Fighting back against the notion, put forth by American academics, that isolated tribes must be forced into contact with the modern world, Amazonian Indians are warning of another potential Indigenous “genocide” if such ideas come to pass.
U.S. anthropologists Kim Hill, a professor at Arizona State University, and University of Missouri associate professor Robert Walker, have argued that in order to ensure the survival of the most remote tribal people they must be “contacted in a controlled way.”
However, the people of the Amazon disagree.
Survival International, an international nonprofit that champions the rights of tribal people, said in a press statement Tuesday that at least one local tribe, the Guajajara, “have acted to protect nearby uncontacted Awá people in the absence of greater government support.”
Olimpio Guajajara, the leader of the “Guajajara Guardians,” as they call themselves, said in a video uploaded by the organization: “We are here…monitoring the land and defending the uncontacted Indians and the Guajajara who live here. Why? Because there are some people, some anthropologists in other countries who want, once again, to violate the rights of the uncontacted Indians in the country.”

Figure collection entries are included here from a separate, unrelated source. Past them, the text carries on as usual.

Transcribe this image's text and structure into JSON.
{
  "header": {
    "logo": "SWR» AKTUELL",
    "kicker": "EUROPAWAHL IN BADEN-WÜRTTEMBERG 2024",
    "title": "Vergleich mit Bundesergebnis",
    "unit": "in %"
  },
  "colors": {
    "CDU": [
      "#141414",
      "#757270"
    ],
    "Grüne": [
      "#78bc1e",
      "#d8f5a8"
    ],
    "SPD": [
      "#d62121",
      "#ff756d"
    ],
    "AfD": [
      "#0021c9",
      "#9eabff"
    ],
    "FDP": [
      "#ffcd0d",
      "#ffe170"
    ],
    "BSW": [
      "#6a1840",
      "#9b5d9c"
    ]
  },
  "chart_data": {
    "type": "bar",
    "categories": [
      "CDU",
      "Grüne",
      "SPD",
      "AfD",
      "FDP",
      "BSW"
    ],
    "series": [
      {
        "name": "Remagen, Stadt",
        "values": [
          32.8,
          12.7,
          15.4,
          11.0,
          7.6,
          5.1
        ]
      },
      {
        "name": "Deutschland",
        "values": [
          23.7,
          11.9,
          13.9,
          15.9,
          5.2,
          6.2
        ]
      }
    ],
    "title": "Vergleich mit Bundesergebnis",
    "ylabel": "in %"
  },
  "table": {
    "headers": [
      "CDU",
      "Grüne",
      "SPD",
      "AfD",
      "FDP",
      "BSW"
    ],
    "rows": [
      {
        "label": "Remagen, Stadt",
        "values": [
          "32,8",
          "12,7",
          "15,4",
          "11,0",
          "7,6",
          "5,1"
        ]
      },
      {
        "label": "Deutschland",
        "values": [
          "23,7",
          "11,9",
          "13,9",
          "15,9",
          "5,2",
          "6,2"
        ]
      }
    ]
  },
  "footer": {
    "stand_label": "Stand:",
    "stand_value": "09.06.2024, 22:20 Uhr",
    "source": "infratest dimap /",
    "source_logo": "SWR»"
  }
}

“We are aware that some anthropologists have been calling for ‘controlled contact’ with the uncontacted Indians,” Olimpio continued. “We will not allow this to happen because it will be another genocide of a people…of an Indigenous group which doesn’t want contact.”
According to Survival International’s campaign director Fiona Watson, Indigenous peoples are increasingly “speaking out in defense of uncontacted tribes, which has never been the case before.”